The season is slowing down though, that was evident.  I think it’s because many schools, elementary schools, high schools, and colleges, now start the last week of August.  Labor Day weekend no longer marks the end of summer for many families with children.  Even so, we sold just about all the product that we had, so it was a very good day.  Joe gave me money for lunch, which I spent on my favorite lunch vendor there, a Pakistani family who vends hot food.  Chicken curry, rice and hot sauce – Yum!

The Street Scene

When I first began to explore Montpelier as a possible location to settle down in, I was immediately struck by the vibrancy of cultural influences here which mainly manifested themselves in an active street scene.  There were people of obviously varied backgrounds simply ‘hanging out’ at the outdoor tables of the various coffee shops.  A person would come along and see someone that they knew, sit and converse for a bit, and then resume their previous errand.  There was a bustle and a mood which bespoke an active and rich social life for those that chose to pursue it.  In addition, there were buskers at various locations about the small downtown district, and they added a pleasing musical ambiance to the area with their acoustic and vocal offerings.  One could also see artists sprinkled here and there working on either rendering the lovely architecture of the downtown area or working on more personal pieces.

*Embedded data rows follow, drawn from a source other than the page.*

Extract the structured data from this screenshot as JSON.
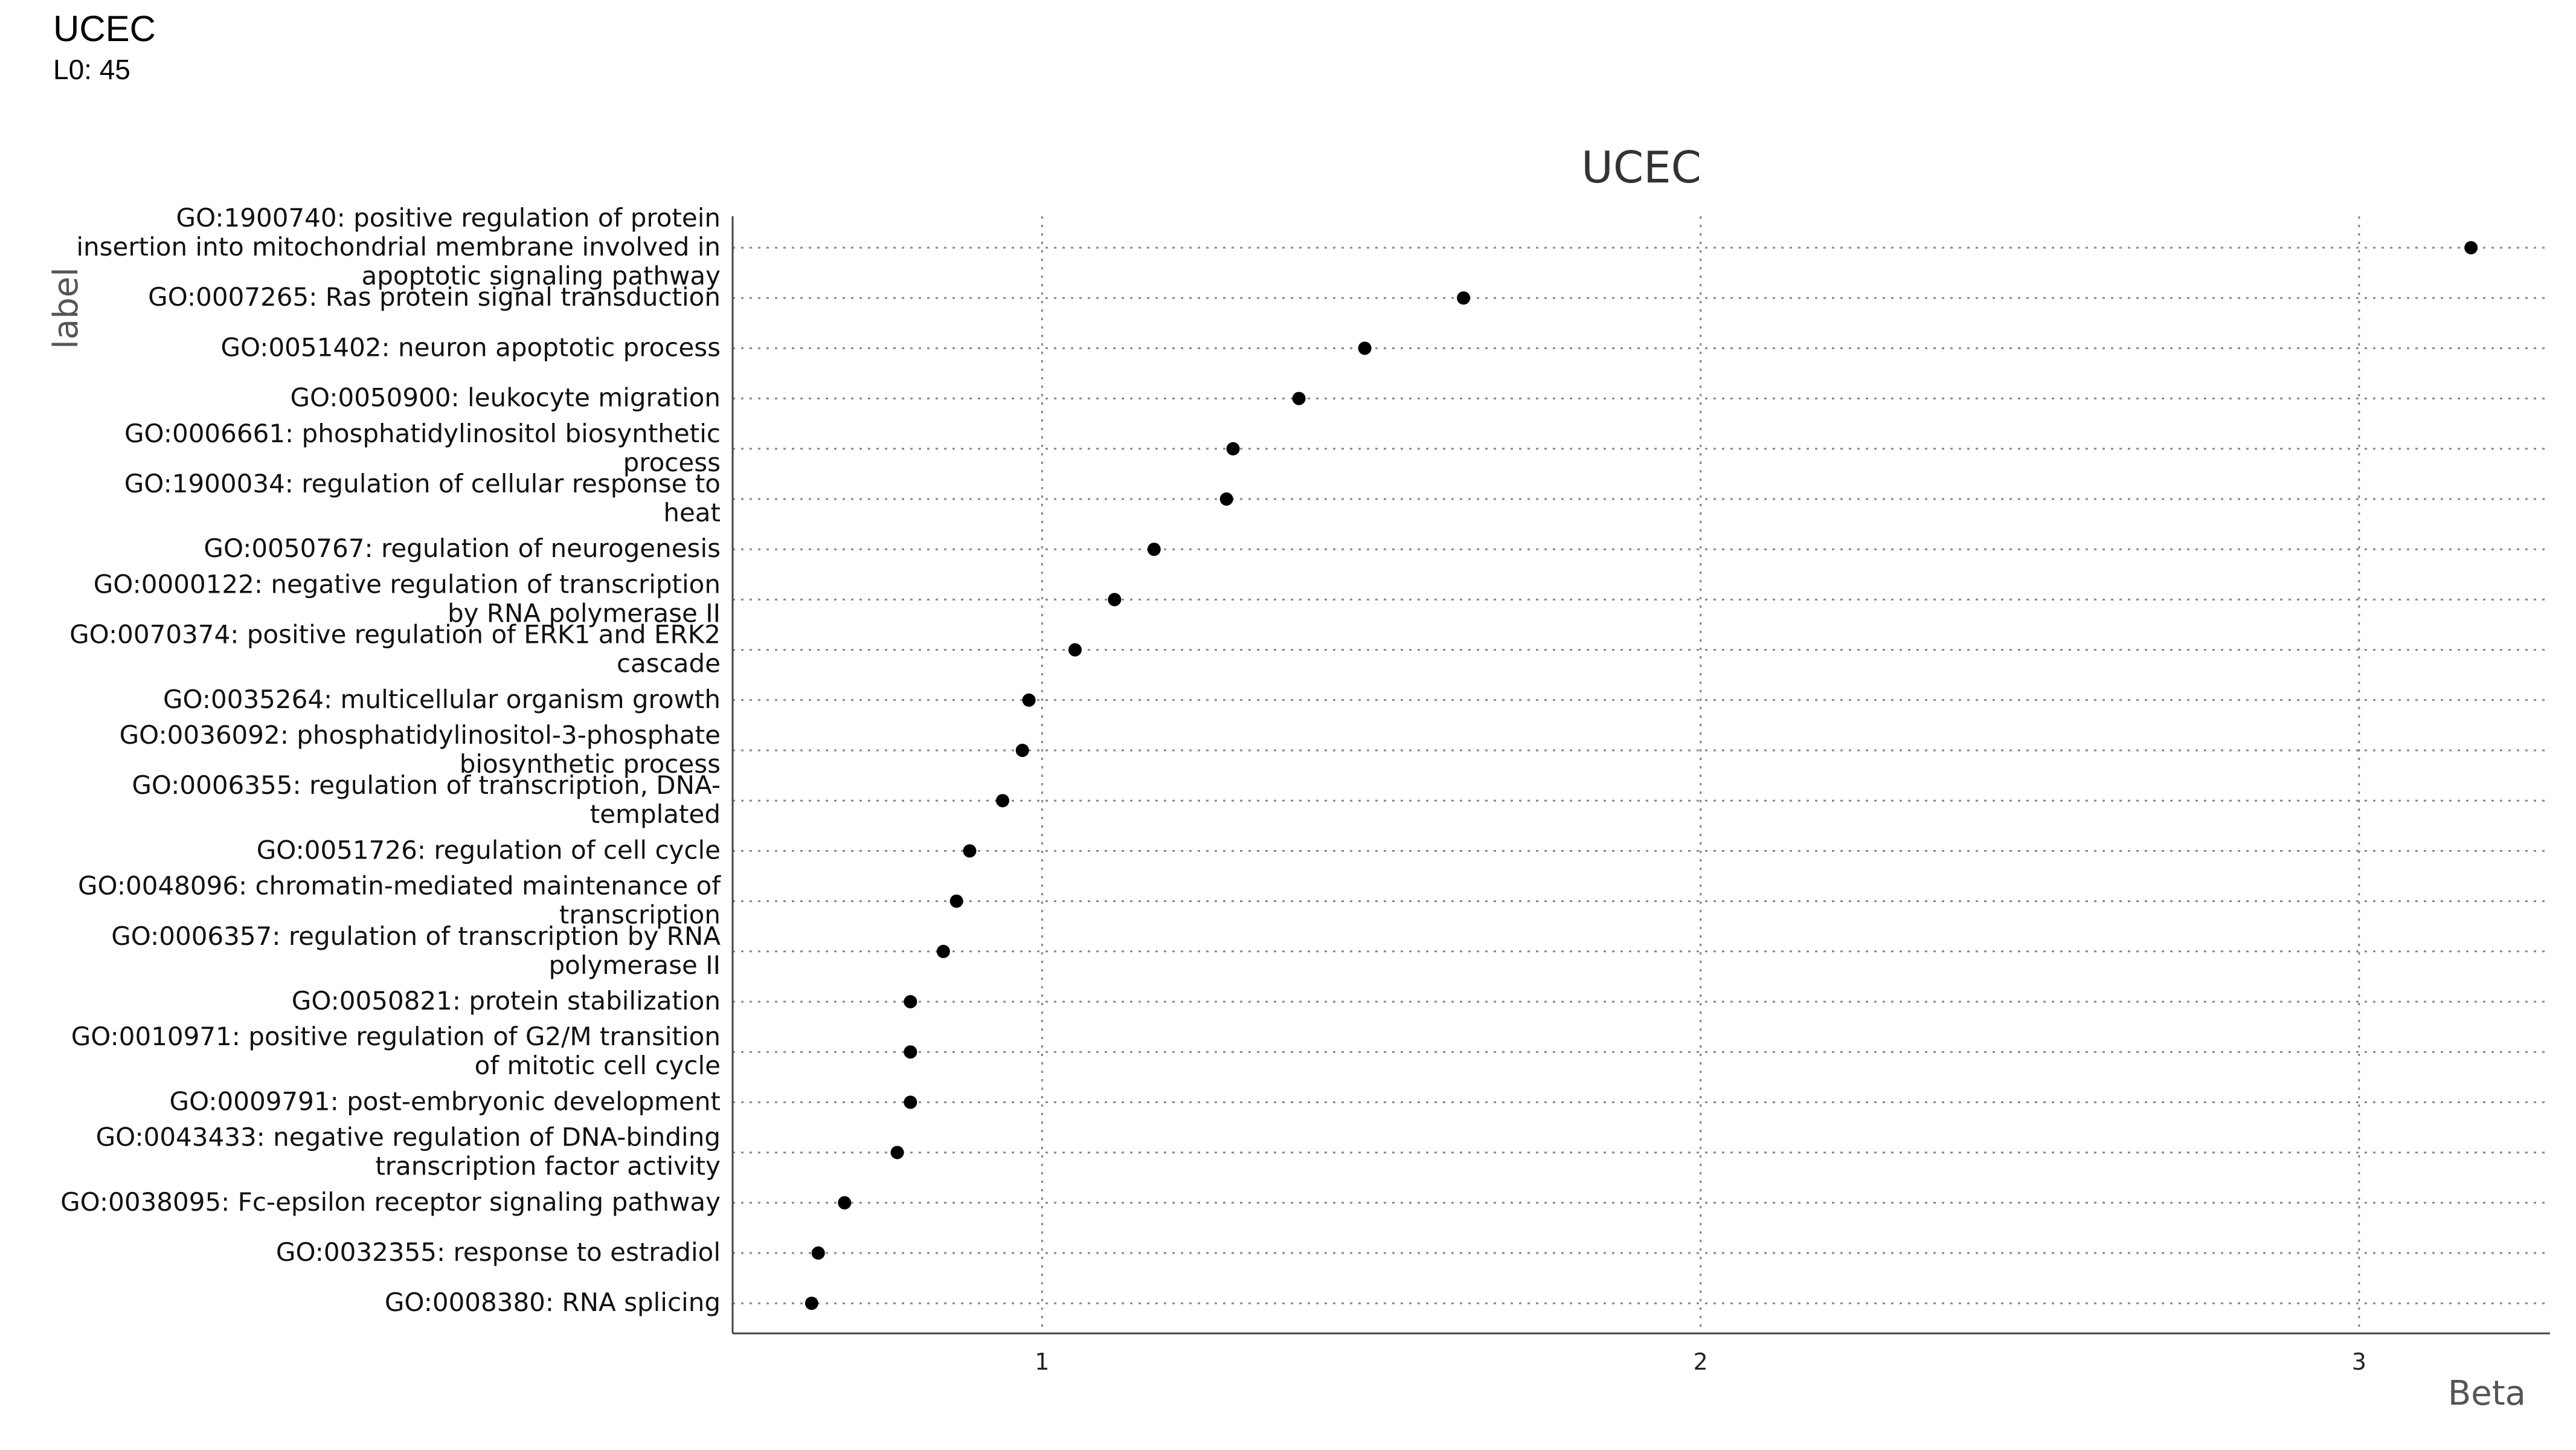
{
  "header": {
    "title": "UCEC",
    "subtitle": "L0: 45"
  },
  "chart_data": {
    "type": "scatter",
    "title": "UCEC",
    "xlabel": "Beta",
    "ylabel": "label",
    "xlim": [
      0.53,
      3.29
    ],
    "x_ticks": [
      1,
      2,
      3
    ],
    "grid": true,
    "point_color": "#000000",
    "categories": [
      "GO:1900740: positive regulation of protein insertion into mitochondrial membrane involved in apoptotic signaling pathway",
      "GO:0007265: Ras protein signal transduction",
      "GO:0051402: neuron apoptotic process",
      "GO:0050900: leukocyte migration",
      "GO:0006661: phosphatidylinositol biosynthetic process",
      "GO:1900034: regulation of cellular response to heat",
      "GO:0050767: regulation of neurogenesis",
      "GO:0000122: negative regulation of transcription by RNA polymerase II",
      "GO:0070374: positive regulation of ERK1 and ERK2 cascade",
      "GO:0035264: multicellular organism growth",
      "GO:0036092: phosphatidylinositol-3-phosphate biosynthetic process",
      "GO:0006355: regulation of transcription, DNA-templated",
      "GO:0051726: regulation of cell cycle",
      "GO:0048096: chromatin-mediated maintenance of transcription",
      "GO:0006357: regulation of transcription by RNA polymerase II",
      "GO:0050821: protein stabilization",
      "GO:0010971: positive regulation of G2/M transition of mitotic cell cycle",
      "GO:0009791: post-embryonic development",
      "GO:0043433: negative regulation of DNA-binding transcription factor activity",
      "GO:0038095: Fc-epsilon receptor signaling pathway",
      "GO:0032355: response to estradiol",
      "GO:0008380: RNA splicing"
    ],
    "label_lines": [
      [
        "GO:1900740: positive regulation of protein",
        "insertion into mitochondrial membrane involved in",
        "apoptotic signaling pathway"
      ],
      [
        "GO:0007265: Ras protein signal transduction"
      ],
      [
        "GO:0051402: neuron apoptotic process"
      ],
      [
        "GO:0050900: leukocyte migration"
      ],
      [
        "GO:0006661: phosphatidylinositol biosynthetic",
        "process"
      ],
      [
        "GO:1900034: regulation of cellular response to",
        "heat"
      ],
      [
        "GO:0050767: regulation of neurogenesis"
      ],
      [
        "GO:0000122: negative regulation of transcription",
        "by RNA polymerase II"
      ],
      [
        "GO:0070374: positive regulation of ERK1 and ERK2",
        "cascade"
      ],
      [
        "GO:0035264: multicellular organism growth"
      ],
      [
        "GO:0036092: phosphatidylinositol-3-phosphate",
        "biosynthetic process"
      ],
      [
        "GO:0006355: regulation of transcription, DNA-",
        "templated"
      ],
      [
        "GO:0051726: regulation of cell cycle"
      ],
      [
        "GO:0048096: chromatin-mediated maintenance of",
        "transcription"
      ],
      [
        "GO:0006357: regulation of transcription by RNA",
        "polymerase II"
      ],
      [
        "GO:0050821: protein stabilization"
      ],
      [
        "GO:0010971: positive regulation of G2/M transition",
        "of mitotic cell cycle"
      ],
      [
        "GO:0009791: post-embryonic development"
      ],
      [
        "GO:0043433: negative regulation of DNA-binding",
        "transcription factor activity"
      ],
      [
        "GO:0038095: Fc-epsilon receptor signaling pathway"
      ],
      [
        "GO:0032355: response to estradiol"
      ],
      [
        "GO:0008380: RNA splicing"
      ]
    ],
    "values": [
      3.17,
      1.64,
      1.49,
      1.39,
      1.29,
      1.28,
      1.17,
      1.11,
      1.05,
      0.98,
      0.97,
      0.94,
      0.89,
      0.87,
      0.85,
      0.8,
      0.8,
      0.8,
      0.78,
      0.7,
      0.66,
      0.65
    ]
  }
}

The intimacy produced by these artistic endeavors and social groupings, although perhaps common for small-town life, seemed more remarkable and pleasant for taking place in a state capital.  Although Montpelier is small by national standards, having a population only slightly greater than seven thousand, nevertheless, the full machinery of government is found here.  The functionaries of the state government mingle freely and easily with the local populace, and except for a slight formalism in attire, it is difficult to differentiate between the two groups.  In an era of big business and vested interests and a growing dislike for the self-serving interests of government policy, it is both rewarding and instructive to see that close ties can exist between the citizen and the state.

The Return

Well, for several years now, life has been tumultuous for me.  This blog has languished as I fought my way through the devastating end of a 12 year relationship with my former fiance, and then the death of a sweet rescued female Dalmatian dog, who finally had to be put down as her arthritis and Lyme disease became too painful.  These events eclipsed my happiness and then extended into a long period of homelessness and unemployment as the economy faltered and all that had once been easy to obtain seemed to be always just out of reach for me.

Now, however, my mood has returned from the dark corridors that it stalked down and I have once again begun to find and respond to the joy of life and the pleasures of reaching out and touching others’ hearts and minds.

I find myself in Montpelier these days with a new job. It only pays minimum wage and it is only 20 hours a week, but after what I have been through, it is like a blessing from Heaven.  So I have decided to resume my blog.  I am not yet sure whether I will focus on the larger issues of politics and the economy which loom before us, or whether I shall simply focus on the day-to-day minutiae that occur in a single life.

I am still living in a homeless shelter, and I have yet to receive my first paycheck.  But I have found hope and, with it, I will achieve housing and eventually will put my life back into some semblance of order.